Cellectar Biosciences Secures $6 Million in Public Offering

Cellectar Biosciences Secures $6 Million in Public Offering
FLORHAM PARK, N.J. — Cellectar Biosciences, Inc. (Nasdaq: CLRB), a leading clinical biopharmaceutical company, has announced significant pricing details regarding a new underwritten public offering, which is expected to generate around $6 million in gross proceeds, before deducting expenses and underwriting fees.
Offering Structure and Units
The offering includes 865,000 Class A Units, where each unit comprises one share of common stock and one common warrant designed to purchase one additional share of common stock. Alongside, 335,000 Class B Units are also part of this offering, which includes one pre-funded warrant for a share of common stock and an accompanying common warrant. The pricing for each Class A Unit is set at $5.00, while each Class B Unit is priced at approximately $4.99999, collectively referred to as the Offering.
Warrants and Pricing Details
The common warrants are priced at $5.25 per share, are immediately exercisable upon issuance, and will be valid for five years following the issuance date. The involvement of Ladenburg Thalmann & Co. Inc. as the sole bookrunning manager highlights the professionalism and the strategic partnership aimed at ensuring the success of this offering.
Anticipated Closing and Over-Allotment Option
The expected date for the closing of the Offering is July 2, 2025, contingent upon fulfilling standard closing conditions. Additionally, the underwriter has been granted a 45-day option to acquire up to 180,000 extra shares or common warrants to address any over-allotments.
Strategic Use of Funds
With the anticipated gross proceeds of approximately $6 million, Cellectar plans to allocate the net proceeds toward corporate purposes, especially to bolster working capital, cover operating expenses, and initiate a Phase 1b clinical trial for its promising compound, CLR 121125 (CLR 125), targeting triple-negative breast cancer.
Importance of Effective Registration
This public offering is authorized under a registration statement on Form S-1, declared effective by the SEC. A preliminary prospectus associated with this offering has been filed, ensuring transparency and regulatory compliance in the process.
Company Overview
Cellectar Biosciences is focused on innovating treatments in the biopharmaceutical sector, particularly for cancer. Utilizing their proprietary Phospholipid Drug Conjugate™ (PDC) delivery platform, Cellectar endeavors to create next-generation cancer therapies that emphasize superior efficacy and minimal off-target side effects. Through strategic collaborations and intensive research, the company aims to advance its drug candidates effectively.
Contact Information
For further inquiries about this announcement or the company, investors may reach out to Anne Marie Fields at Precision AQ by calling 212-362-1200 or emailing annemarie.fields@precisionaq.com.

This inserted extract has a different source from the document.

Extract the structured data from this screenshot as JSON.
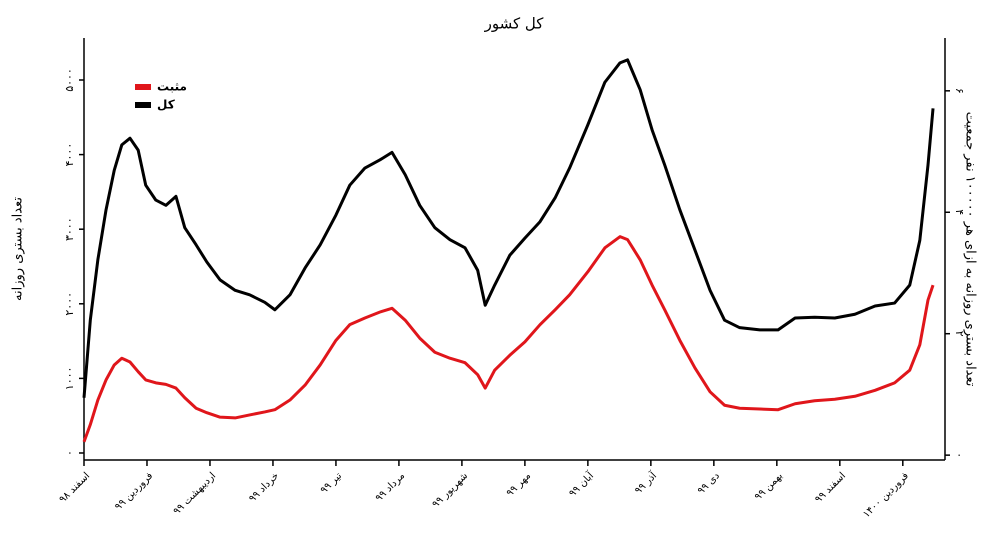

Frequently Asked Questions
What is the goal of Cellectar Biosciences' recent offering?
The primary aim is to raise $6 million to support general corporate purposes, including research and clinical trials for new cancer treatments.
How are the Class A and Class B units structured?
Class A units consist of one share of common stock and one common warrant, while Class B units include a pre-funded warrant for one share of common stock and a common warrant.
What is the anticipated closing date for this offering?
The closing of the offering is expected to occur around July 2, 2025, subject to meeting standard conditions.
How will the company utilize proceeds from the offering?
The proceeds will primarily be used for working capital, operational expenses, and to initiate a clinical trial for CLR 121125 in triple-negative breast cancer.
Who is overseeing the offering process?
Ladenburg Thalmann & Co. Inc. is acting as the sole bookrunning manager for the offering, providing expertise and management in this financial endeavor.